Попробовали: оказалось, что чубарая отлично идет в корню, а лысая не бьет с левой руки. Но Алексей Алексеич не успокоился, пока не уверился собственными глазами, приказав кучеру ездить мимо своего дома и наблюдая.
— А не мало ли карманов у тарантаса? — спросил он. — Ведь в дороге чем укладистее, тем лучше.
Сочли. Алексей Алексеич нашел, что карманов мало. И тотчас под его личным надзором нашито было еще множество кожаных карманов, баульчиков, кобур, и всё пригнали к тарантасу.
— Ну, теперь хоть на тысячу верст! — весело говорил Алексей Алексеич, когда наконец тарантас совершенно покончили, — Игрушка, просто игрушка!
«Хорошо-то хорошо, да кто поедет на нем? — думал про себя кучер Вавило. — Вишь, у барина щеки словно гороховая скорлупа вылущенная!»
— А что, Иван Софроныч, я давно не видал моего вицмундира, — сказал однажды Алексей Алексеич. — Вели-ка его принести… кажется, еще хорош? А всё осмотреть да почистить не мешает. Да и портного вели позвать.
— А надень-ка, Иван Софроныч, — сказал Алексей Алексеич, осмотрев вицмундир. — На человеке виднее.
Иван Софроныч надел.
— Широк, — сказал Алексей Алексеич.
— На меня широк, да ваше высокоблагородие пополнее…
— Был, — прервал его Алексей Алексеич, — а теперь как раз по твоей мерке надо переделать.
— Помилуйте! — возразил Иван Софроныч. — Да неужто уж ваше высокоблагородие так и остаться думаете? Вот начните только ходить, увидите, как раздобреете!
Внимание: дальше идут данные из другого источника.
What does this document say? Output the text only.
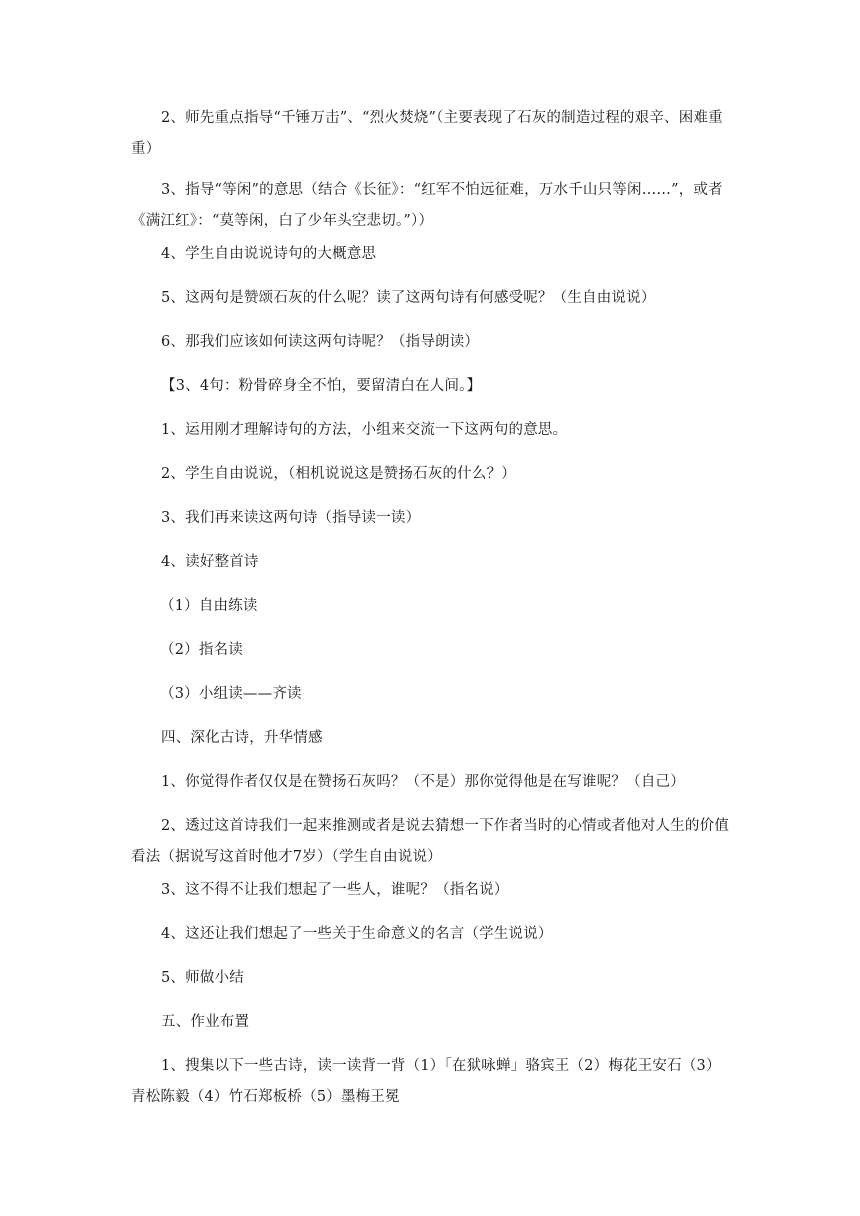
2、师先重点指导“千锤万击”、“烈火焚烧”（主要表现了石灰的制造过程的艰辛、困难重重）

3、指导“等闲”的意思（结合《长征》：“红军不怕远征难，万水千山只等闲……”，或者《满江红》：“莫等闲，白了少年头空悲切。”））

4、学生自由说说诗句的大概意思

5、这两句是赞颂石灰的什么呢？读了这两句诗有何感受呢？（生自由说说）

6、那我们应该如何读这两句诗呢？（指导朗读）

【3、4句：粉骨碎身全不怕，要留清白在人间。】

1、运用刚才理解诗句的方法，小组来交流一下这两句的意思。

2、学生自由说说，（相机说说这是赞扬石灰的什么？）

3、我们再来读这两句诗（指导读一读）

4、读好整首诗

（1）自由练读

（2）指名读

（3）小组读——齐读

四、深化古诗，升华情感

1、你觉得作者仅仅是在赞扬石灰吗？（不是）那你觉得他是在写谁呢？（自己）

2、透过这首诗我们一起来推测或者是说去猜想一下作者当时的心情或者他对人生的价值看法（据说写这首时他才7岁）（学生自由说说）

3、这不得不让我们想起了一些人，谁呢？（指名说）

4、这还让我们想起了一些关于生命意义的名言（学生说说）

5、师做小结

五、作业布置

1、搜集以下一些古诗，读一读背一背（1）「在狱咏蝉」骆宾王（2）梅花王安石（3）青松陈毅（4）竹石郑板桥（5）墨梅王冕
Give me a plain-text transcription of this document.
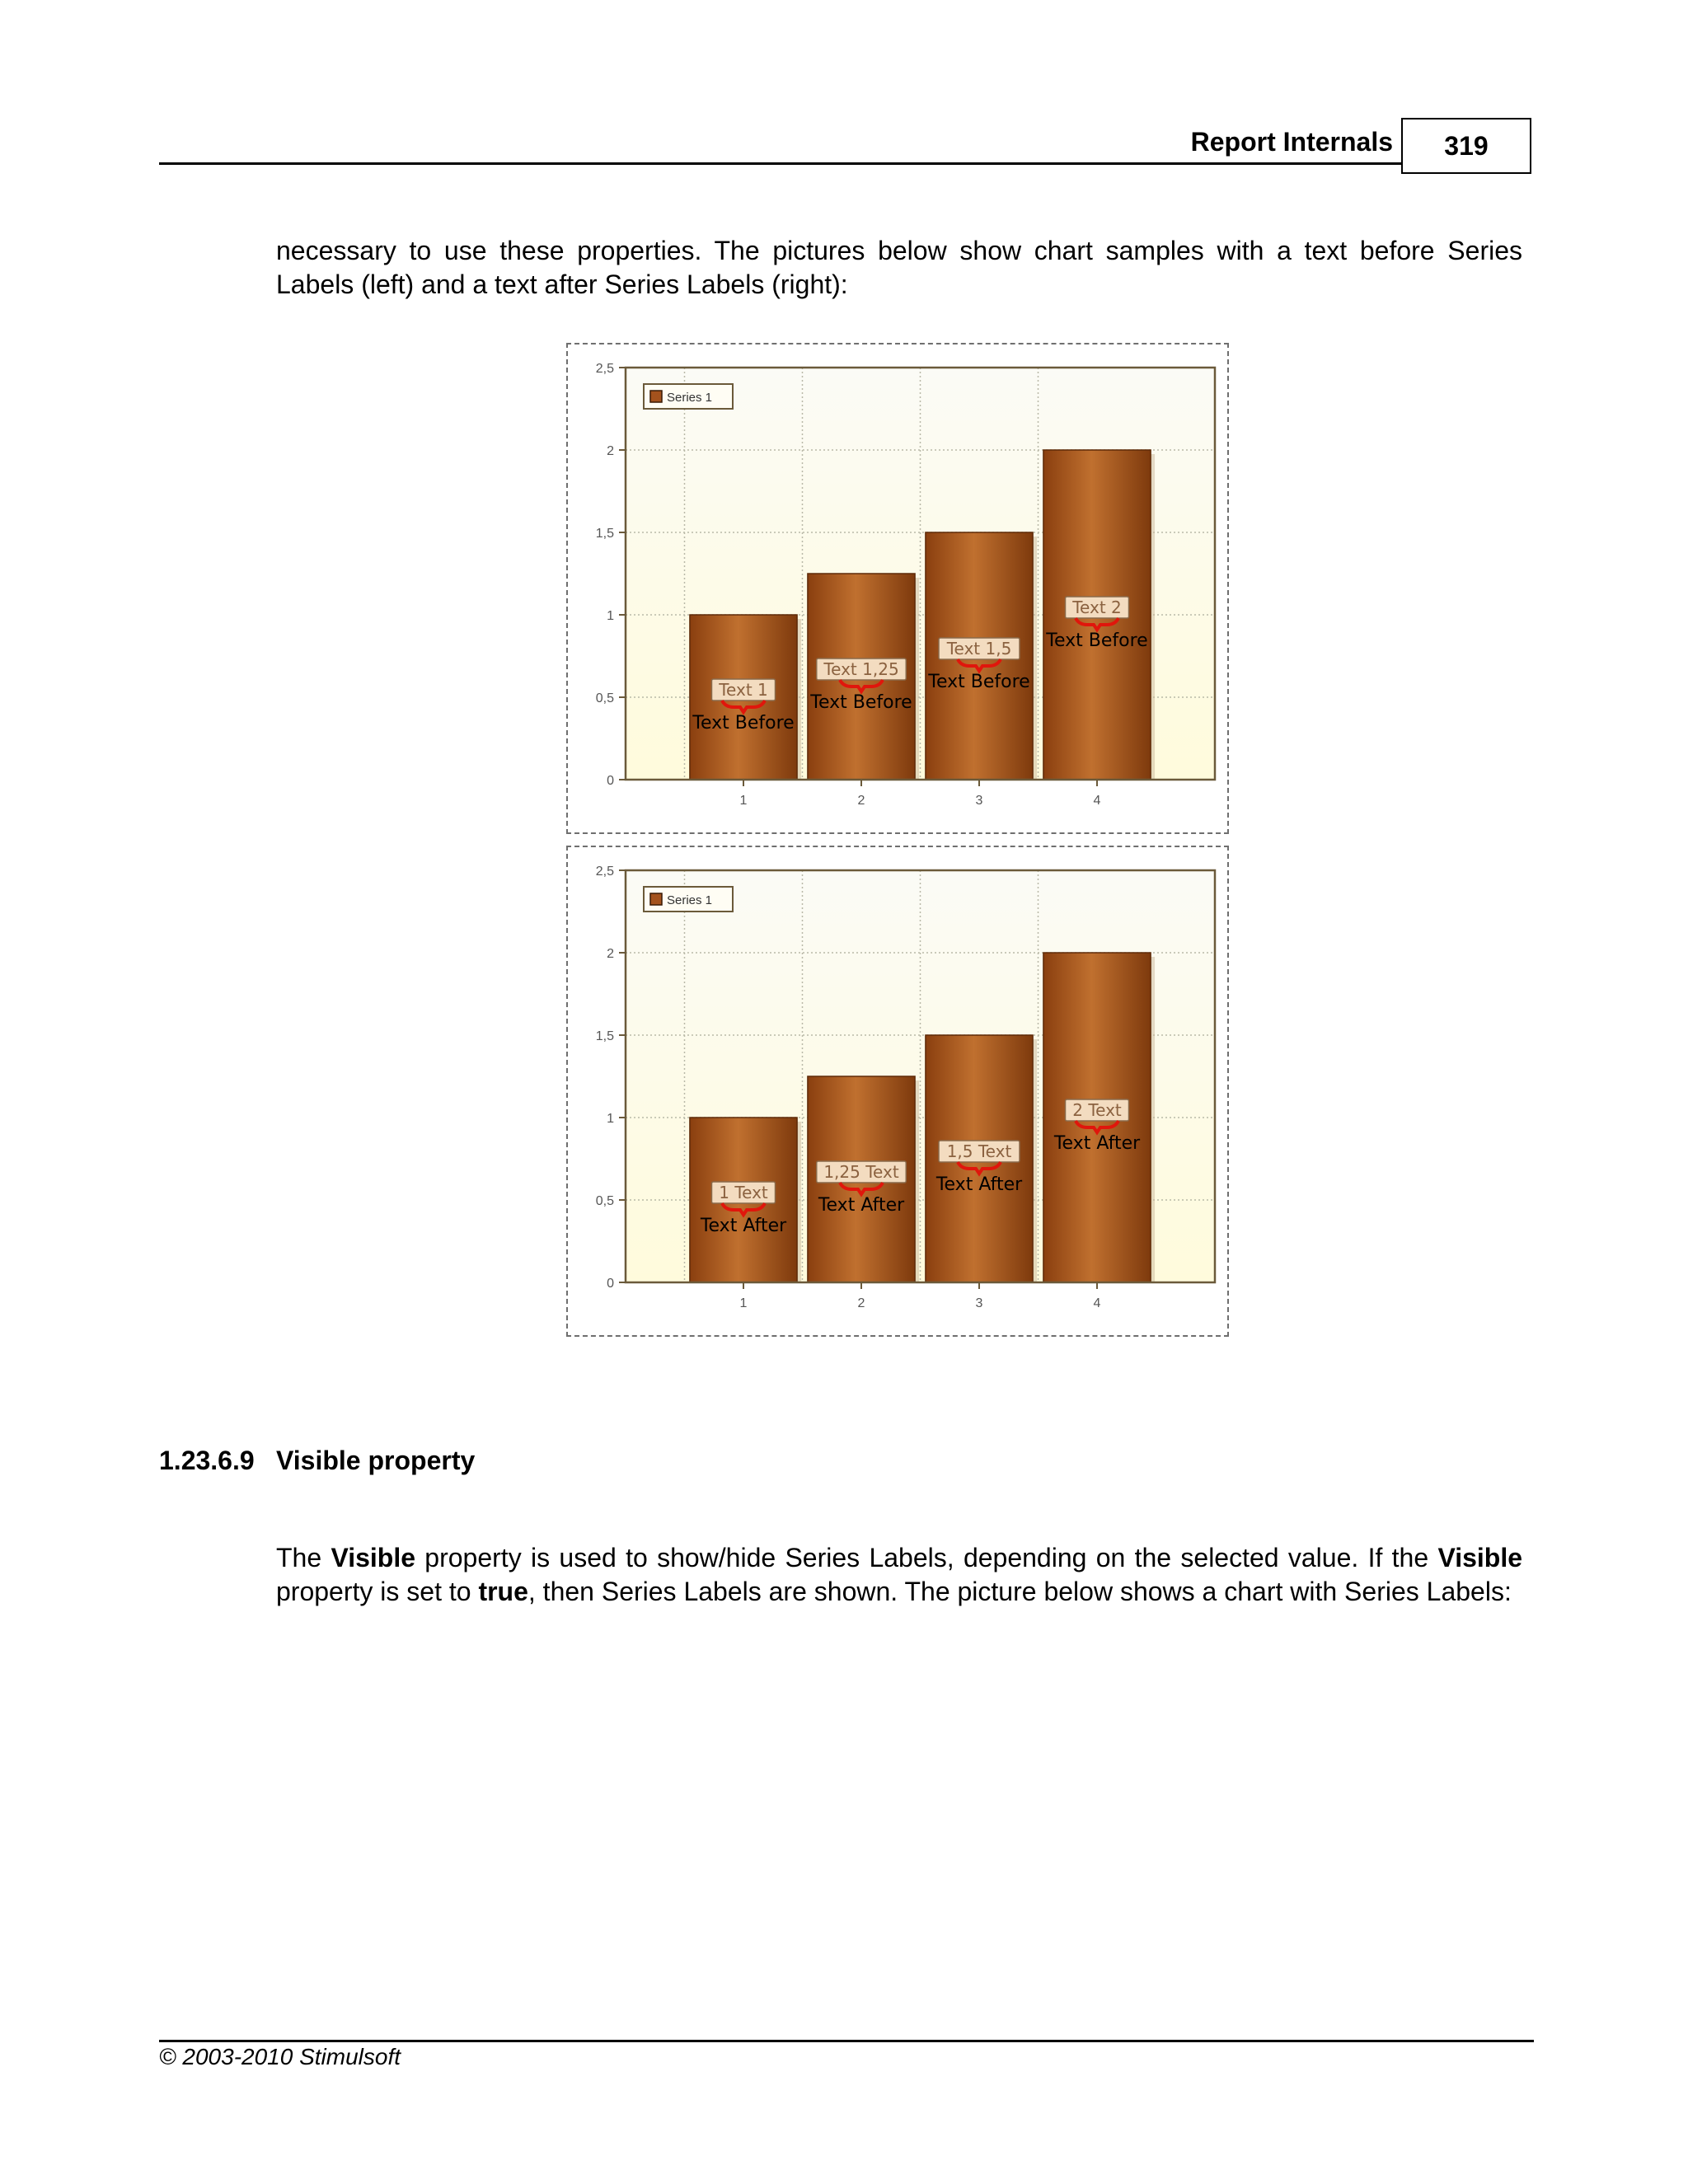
Report Internals	319

necessary to use these properties. The pictures below show chart samples with a text before Series Labels (left) and a text after Series Labels (right):

0
0,5
1
1,5
2
2,5
Text 1
Text Before
1
Text 1,25
Text Before
2
Text 1,5
Text Before
3
Text 2
Text Before
4
Series 1
0
0,5
1
1,5
2
2,5
1 Text
Text After
1
1,25 Text
Text After
2
1,5 Text
Text After
3
2 Text
Text After
4
Series 1
1.23.6.9 Visible property

The Visible property is used to show/hide Series Labels, depending on the selected value. If the Visible property is set to true, then Series Labels are shown. The picture below shows a chart with Series Labels:

© 2003-2010 Stimulsoft
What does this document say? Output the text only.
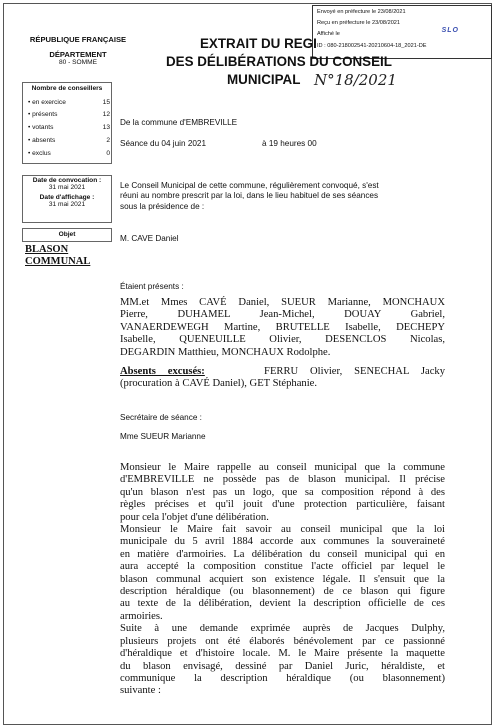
Envoyé en préfecture le 23/08/2021
Reçu en préfecture le 23/08/2021
Affiché le	SLO
ID : 080-218002541-20210604-18_2021-DE
EXTRAIT DU REGI
DES DÉLIBÉRATIONS DU CONSEIL
MUNICIPAL N°18/2021
RÉPUBLIQUE FRANÇAISE
DÉPARTEMENT
80 - SOMME
Nombre de conseillers
• en exercice	15
• présents	12
• votants	13
• absents	2
• exclus	0
Date de convocation :
31 mai 2021
Date d'affichage :
31 mai 2021
Objet
BLASON
COMMUNAL
De la commune d'EMBREVILLE
Séance du 04 juin 2021	à 19 heures 00
Le Conseil Municipal de cette commune, régulièrement convoqué, s'est
réuni au nombre prescrit par la loi, dans le lieu habituel de ses séances
sous la présidence de :
M. CAVE Daniel
Étaient présents :
MM.et Mmes CAVÉ Daniel, SUEUR Marianne, MONCHAUX
Pierre,     DUHAMEL     Jean-Michel,     DOUAY     Gabriel,
VANAERDEWEGH Martine, BRUTELLE Isabelle, DECHEPY
Isabelle,     QUENEUILLE     Olivier,     DESENCLOS     Nicolas,
DEGARDIN Matthieu, MONCHAUX Rodolphe.
Absents excusés:	FERRU Olivier, SENECHAL Jacky
(procuration à CAVÉ Daniel), GET Stéphanie.
Secrétaire de séance :
Mme SUEUR Marianne
Monsieur le Maire rappelle au conseil municipal que la commune
d'EMBREVILLE ne possède pas de blason municipal. Il précise
qu'un blason n'est pas un logo, que sa composition répond à des
règles précises et qu'il jouit d'une protection particulière, faisant
pour cela l'objet d'une délibération.
Monsieur le Maire fait savoir au conseil municipal que la loi
municipale du 5 avril 1884 accorde aux communes la souveraineté
en matière d'armoiries. La délibération du conseil municipal qui en
aura accepté la composition constitue l'acte officiel par lequel le
blason communal acquiert son existence légale. Il s'ensuit que la
description héraldique (ou blasonnement) de ce blason qui figure
au texte de la délibération, devient la description officielle de ces
armoiries.
Suite à une demande exprimée auprès de Jacques Dulphy,
plusieurs projets ont été élaborés bénévolement par ce passionné
d'héraldique et d'histoire locale. M. le Maire présente la maquette
du blason envisagé, dessiné par Daniel Juric, héraldiste, et
communique la description héraldique (ou blasonnement)
suivante :
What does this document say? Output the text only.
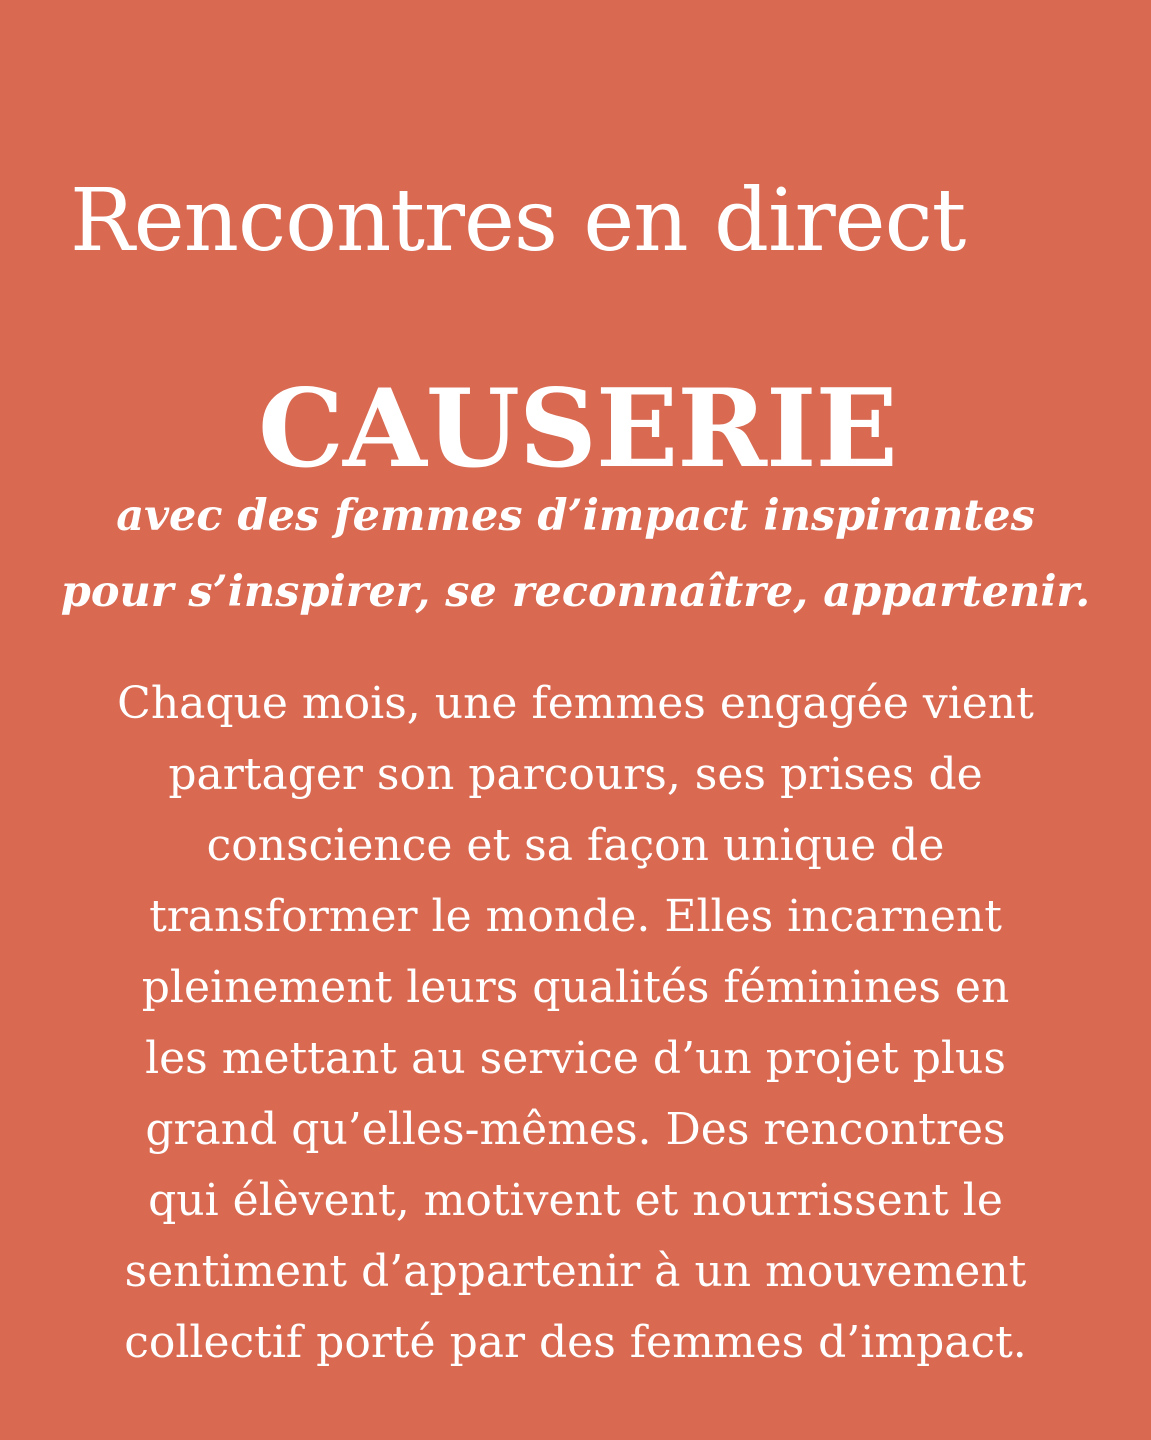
Rencontres en direct
CAUSERIE
avec des femmes d’impact inspirantes
pour s’inspirer, se reconnaître, appartenir.
Chaque mois, une femmes engagée vient
partager son parcours, ses prises de
conscience et sa façon unique de
transformer le monde. Elles incarnent
pleinement leurs qualités féminines en
les mettant au service d’un projet plus
grand qu’elles-mêmes. Des rencontres
qui élèvent, motivent et nourrissent le
sentiment d’appartenir à un mouvement
collectif porté par des femmes d’impact.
Но больной требовал, чтоб вицмундир был непременно переделан по мерке Ивана Софроныча. И каждый день требовал он какую-нибудь вещь: то шапку зимнюю, а потом летнюю, то сапоги меховые, осматривал всё и приказывал чинить. Сам же, когда боль несколько утихала, принимался писать. Но рука его не могла держать перо долее пяти минут, и последнее его письмо дорого ему стоило.